Erwin H. Frank, em "Viajar é preciso: Theodor Koch-Grünberg e a Völkerkunde alemã do século XIX" , explicita o método de trabalho de Koch-Grünberg:

Em primeiro lugar, para facilitar a requerida documentação ampla do cotidiano das culturas indígenas, ele experimentou constante e sistematicamente novas técnicas etnográficas como a fotografia, a filmagem e as gravações (de canções e mitos), mesmo sendo difícil manusear "gramofone", além de esboçar figuras e situações com tinta e lápis em seu diário e estimular os índios a realizarem os próprios desenhos também.

Em segundo lugar, de qualquer índio que encontrava em seu caminho e/ou que alguém lhe indicava como membro de uma tribo distante, ele solicitava minimamente uma lista de palavras em sua língua materna, além de informações pormenorizadas sobre a localização exata, o número e o modo de vida de seu grupo. De tal maneira, Koch-Grünberg logrou acumular quantidades deveras impressionantes de dados etnográficos, em geral de excelente qualidade e em um tempo mínimo. Por exemplo, em menos de três meses que permaneceu efetivamente nos lavrados de Roraima, Koch-Grünberg coletou uma imensidade de dados - para não falar dos vários milhares de objetos que ali colecionou - que precisaram, afinal, de cinco pesados volumes para serem apresentados de forma concisa. Mas esses cinco volumes ilustram também a seriedade dos problemas que lhe foram causados por sua adesão acrítica ao projeto científico da Völkerkunde e a sua procura desesperada de novas soluções para eles.

Para especificar: cada um dos cinco volumes pertence a um diferente gênero literário-científico. O primeiro é um diário de viagem, no sentido clássico do termo. O segundo apresenta uma ampla coleção de contos e mitos dos Taulipang, dos Macuxi e dos Wapishana. O terceiro, finalmente, é o que se aproxima mais de uma etnografia dos Taulipang, no sentido pós-malinowskiano, hoje clássico, além de apresentar uma análise musicológica de canções do mesmo povo. O quarto volume é uma contribuição à lingüística comparativa de três dúzias de línguas indígenas distintas, faladas entre os rios Branco e Orenoco. E há ainda um quinto volume que o próprio Koch-Grünberg chamou de Atlas de tipos indígenas - a contribuição (fotográfica) deste autor à antropologia física de sua época. A totalidade dessa obra representa claramente um esforço (já algo desesperado, diria eu) de satisfazer todos os aspectos contraditórios do projeto etnográfico da Volkerkunde numa única elaboração e com igual intensidade e profundidade.

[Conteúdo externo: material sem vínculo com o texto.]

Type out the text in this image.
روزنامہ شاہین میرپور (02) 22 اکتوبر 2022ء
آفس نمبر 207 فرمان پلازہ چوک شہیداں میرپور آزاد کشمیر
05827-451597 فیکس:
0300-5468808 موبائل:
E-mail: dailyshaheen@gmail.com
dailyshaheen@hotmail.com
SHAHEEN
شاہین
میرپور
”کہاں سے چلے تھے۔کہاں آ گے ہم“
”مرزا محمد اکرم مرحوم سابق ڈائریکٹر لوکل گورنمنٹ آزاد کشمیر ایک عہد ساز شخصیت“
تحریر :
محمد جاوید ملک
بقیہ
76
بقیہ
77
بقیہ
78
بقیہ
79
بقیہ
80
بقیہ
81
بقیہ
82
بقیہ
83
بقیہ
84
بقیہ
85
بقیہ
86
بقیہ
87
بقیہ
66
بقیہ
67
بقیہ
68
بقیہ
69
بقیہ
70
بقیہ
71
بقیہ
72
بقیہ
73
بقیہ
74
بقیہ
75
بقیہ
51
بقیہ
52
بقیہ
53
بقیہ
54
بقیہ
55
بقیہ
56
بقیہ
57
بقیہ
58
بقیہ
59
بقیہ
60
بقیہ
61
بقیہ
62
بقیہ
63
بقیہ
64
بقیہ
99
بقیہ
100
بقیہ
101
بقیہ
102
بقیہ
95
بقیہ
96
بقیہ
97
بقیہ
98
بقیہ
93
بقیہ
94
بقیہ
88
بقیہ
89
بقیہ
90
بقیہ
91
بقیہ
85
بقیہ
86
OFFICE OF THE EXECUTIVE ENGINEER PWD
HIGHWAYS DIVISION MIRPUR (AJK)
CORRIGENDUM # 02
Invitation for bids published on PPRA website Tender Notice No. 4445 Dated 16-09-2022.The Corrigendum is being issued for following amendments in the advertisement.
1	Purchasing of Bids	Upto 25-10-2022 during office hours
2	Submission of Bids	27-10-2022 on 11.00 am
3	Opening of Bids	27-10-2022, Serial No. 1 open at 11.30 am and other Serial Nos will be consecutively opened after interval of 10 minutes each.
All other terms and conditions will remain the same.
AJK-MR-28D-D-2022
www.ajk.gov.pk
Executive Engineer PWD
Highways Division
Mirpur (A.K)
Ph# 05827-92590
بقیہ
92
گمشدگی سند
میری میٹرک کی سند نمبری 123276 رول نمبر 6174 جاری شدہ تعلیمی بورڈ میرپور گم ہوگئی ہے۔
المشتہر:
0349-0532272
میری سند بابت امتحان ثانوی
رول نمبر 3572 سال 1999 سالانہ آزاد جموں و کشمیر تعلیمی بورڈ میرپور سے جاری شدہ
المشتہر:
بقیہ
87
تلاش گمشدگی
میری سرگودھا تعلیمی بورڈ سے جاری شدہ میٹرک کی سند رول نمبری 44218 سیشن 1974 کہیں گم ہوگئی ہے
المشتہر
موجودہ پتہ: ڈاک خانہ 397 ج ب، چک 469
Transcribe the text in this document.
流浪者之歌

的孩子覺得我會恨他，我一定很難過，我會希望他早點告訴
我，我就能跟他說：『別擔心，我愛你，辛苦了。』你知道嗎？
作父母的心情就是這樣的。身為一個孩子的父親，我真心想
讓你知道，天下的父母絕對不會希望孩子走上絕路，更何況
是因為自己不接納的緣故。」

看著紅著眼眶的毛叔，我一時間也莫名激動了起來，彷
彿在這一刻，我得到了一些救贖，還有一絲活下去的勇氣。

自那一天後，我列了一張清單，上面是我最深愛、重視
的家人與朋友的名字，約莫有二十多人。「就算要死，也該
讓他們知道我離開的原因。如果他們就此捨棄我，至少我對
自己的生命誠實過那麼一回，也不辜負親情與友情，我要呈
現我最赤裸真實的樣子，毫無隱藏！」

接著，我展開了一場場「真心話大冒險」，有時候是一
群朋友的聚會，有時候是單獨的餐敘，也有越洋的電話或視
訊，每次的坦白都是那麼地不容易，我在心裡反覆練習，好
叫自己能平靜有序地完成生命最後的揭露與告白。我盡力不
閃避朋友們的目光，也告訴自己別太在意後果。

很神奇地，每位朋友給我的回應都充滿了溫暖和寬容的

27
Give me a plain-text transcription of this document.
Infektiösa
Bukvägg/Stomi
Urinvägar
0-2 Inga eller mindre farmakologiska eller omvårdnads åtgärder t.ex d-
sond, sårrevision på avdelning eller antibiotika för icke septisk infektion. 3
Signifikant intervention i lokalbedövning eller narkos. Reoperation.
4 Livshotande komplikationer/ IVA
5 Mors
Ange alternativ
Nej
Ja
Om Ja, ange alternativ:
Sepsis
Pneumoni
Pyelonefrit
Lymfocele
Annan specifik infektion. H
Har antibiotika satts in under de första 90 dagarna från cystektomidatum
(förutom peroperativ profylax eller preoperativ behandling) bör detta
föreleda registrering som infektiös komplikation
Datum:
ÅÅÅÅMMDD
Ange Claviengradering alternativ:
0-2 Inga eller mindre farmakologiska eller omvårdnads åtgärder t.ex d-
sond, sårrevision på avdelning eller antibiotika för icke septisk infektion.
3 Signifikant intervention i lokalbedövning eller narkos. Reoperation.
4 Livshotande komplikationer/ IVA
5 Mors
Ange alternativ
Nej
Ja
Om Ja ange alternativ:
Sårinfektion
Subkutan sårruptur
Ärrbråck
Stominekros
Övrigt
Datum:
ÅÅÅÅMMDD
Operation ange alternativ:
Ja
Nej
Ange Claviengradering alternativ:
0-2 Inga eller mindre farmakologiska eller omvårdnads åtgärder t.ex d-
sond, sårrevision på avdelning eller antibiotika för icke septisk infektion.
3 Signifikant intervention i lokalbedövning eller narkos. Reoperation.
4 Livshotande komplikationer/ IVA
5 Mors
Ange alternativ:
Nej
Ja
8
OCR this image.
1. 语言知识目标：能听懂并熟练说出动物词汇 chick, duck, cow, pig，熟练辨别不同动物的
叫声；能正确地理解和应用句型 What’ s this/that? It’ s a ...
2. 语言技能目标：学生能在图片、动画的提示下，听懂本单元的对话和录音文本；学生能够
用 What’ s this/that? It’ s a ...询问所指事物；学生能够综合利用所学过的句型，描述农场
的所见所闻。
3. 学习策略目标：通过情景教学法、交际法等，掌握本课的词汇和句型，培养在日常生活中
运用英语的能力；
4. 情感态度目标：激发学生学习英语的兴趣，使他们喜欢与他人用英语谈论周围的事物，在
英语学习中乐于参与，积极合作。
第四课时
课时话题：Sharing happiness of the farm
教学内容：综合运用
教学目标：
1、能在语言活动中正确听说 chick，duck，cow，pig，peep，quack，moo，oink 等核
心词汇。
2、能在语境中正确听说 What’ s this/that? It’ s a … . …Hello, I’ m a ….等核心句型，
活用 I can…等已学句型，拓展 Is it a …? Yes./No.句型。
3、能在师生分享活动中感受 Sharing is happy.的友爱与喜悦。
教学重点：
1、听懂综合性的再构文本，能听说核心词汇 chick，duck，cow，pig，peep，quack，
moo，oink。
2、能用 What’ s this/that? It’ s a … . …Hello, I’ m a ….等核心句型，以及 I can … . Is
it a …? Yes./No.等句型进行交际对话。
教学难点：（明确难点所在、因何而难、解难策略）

A resenha da última publicação de "De Raraima ao Orinoco" no Brasil (Fundação Editora da UNESP) comenta:

No dia 27 de maio de 1911, o etnógrafo alemão Theodor Koch-Grünberg chega ao porto de Manaus. Suas impressões não são favoráveis: a modernização, com seus longos armazéns e pontões nos quais desembarcam com comodidade os passageiros dos transatlânticos prejudicou o "antes tão encantador panorama da cidade, que se elevava suavemente, cercada de verde fresco". Inicia-se uma série de anotações que apenas terminarão na Venezuela em 1913.

Do Roraima ao Orinoco é, antes de tudo, um relato de viagem pelos profundos da Amazônia escrito em uma prosa leve, de leitura prazerosa. Há passagens pitorescas: "Mönekaí agarrou um pequeno jacaré vivo. Amarramos uma corda em seu pescoço, e agora ele vira de um lado para o outro, como um mastim mordedor, tentando morder a barriga da perna de qualquer um que ouse se aproximar dele". Outras, dão a dimensão dos perigos da aventura: "o barco grande em que Schmidt viaja se enche de água. Não afundou por um triz. Toda a farinha e o sal, o teodolito e outros instrumentos estariam perdidos". Sem esquecer o grande incômodo que representam carrapatos, bichos-do-pé, mosquitos, sarna: "muito mais importuno do que cobras e predadores, que sempre aparecem sozinhos e só incomodam se, acidentalmente, entramos em contato com eles, é um exército de inimigos minúsculos dos quais não podemos nos defender".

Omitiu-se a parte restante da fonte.